I Pledge Allegiance
Hyeunjoo C.
-
My artwork is a collection of two poems that detail the experiences I and many others have had as an immigrant living in the United States of America. I've personally always felt that I didn't quite belong here in this country, a feeling that in the past years has only grown stronger as I and my people have been shunned and assaulted. In many ways I feel myself losing my childhood and innocence to hate and fear, over which I have no control; I am frustrated, seething with righteous anger and sorrow because the land which I call home rebukes my embrace. For years this soft discontent has been growing, and eventually when I simply could not take it anymore I put my thoughts onto paper in the best way that one can express oneself: poetry.
I tried my best to channel the feeling of unrequited love that I have towards this nation in my poems, but I also didn't want to create a kind of narrative that only focused on my personal experiences, though I did want my own experiences to play a large part.
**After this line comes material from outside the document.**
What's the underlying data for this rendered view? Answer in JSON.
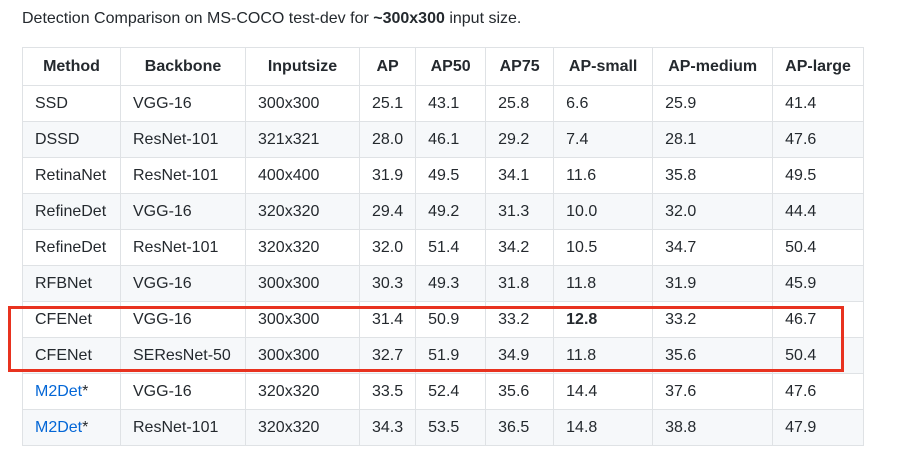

After deliberation, I decided that using my own experiences along with the experiences of other immigrants to create two poems that weaved in recurring themes of the immigrant experience and inter-generational struggles would be the best way to create the kind of artwork I wanted.
I then spent quite a lot of time on Google Docs trying to write and find the perfect poem; and for my first, I by chance was inspired by the very thing that I feel best represents my frustration: the Pledge of Allegiance.
Here was a pledge, an oath, even, that I had made since as long as I could think; an oath that promised me freedom and equality, liberty and justice, the righteousness and determination that one could only find in America!
Only for that dream to fall apart in front of my eyes.
It was perfect for the kind of work I wanted to make. And so I parodied it, taking the lines and shifting them, moulding them, as so many through time often have to the American ideal, to create a wretched creation of fear and disgust that seemed to both hollowly scream the promises that had never been kept and the dim suspicion that nothing would ever be kept at all.
I'm still rather chuffed at that.
But then, of course, I needed to make a second poem; my overflowing emotions demanded an outlet, and I was compelled to provide one. But after the parody of the Pledge, I found myself rather drained of intellectual capacity.
What, then, was I to do? I pondered over this for quite a while, before eventually coming upon the conclusion that the best way was to simply be authentic, and to tell a story. And so I made a poem that was simply a chronicle of what being an immigrant was like. I liked it well enough, but I felt it could be so much more; and after some deliberation, I realized exactly what was missing.
I then spent hours researching the experiences of other immigrants, coming up with examples from Japanese-Americans to Irish-Americans, from times as far back as the Prohibition to as recent as 9/11, to create one long tapestry of voices that cluster together into lines like a chorus of dysfunction.
I can confidently say that these two poems are probably the most important poems that I'll ever write. Maybe not the best poems, as I'm sure I'll eventually make better ones in time, but the most important by far. No work of mine has shown, in my opinion, that sad longing for a reality that was never meant to be.
-
Writing is, to me, a fantastic way that emotions can manifest themselves. Writing reveals in all of us that simple human instinct to share, be it experiences or emotions, that I simply delight in taking part and indulging in.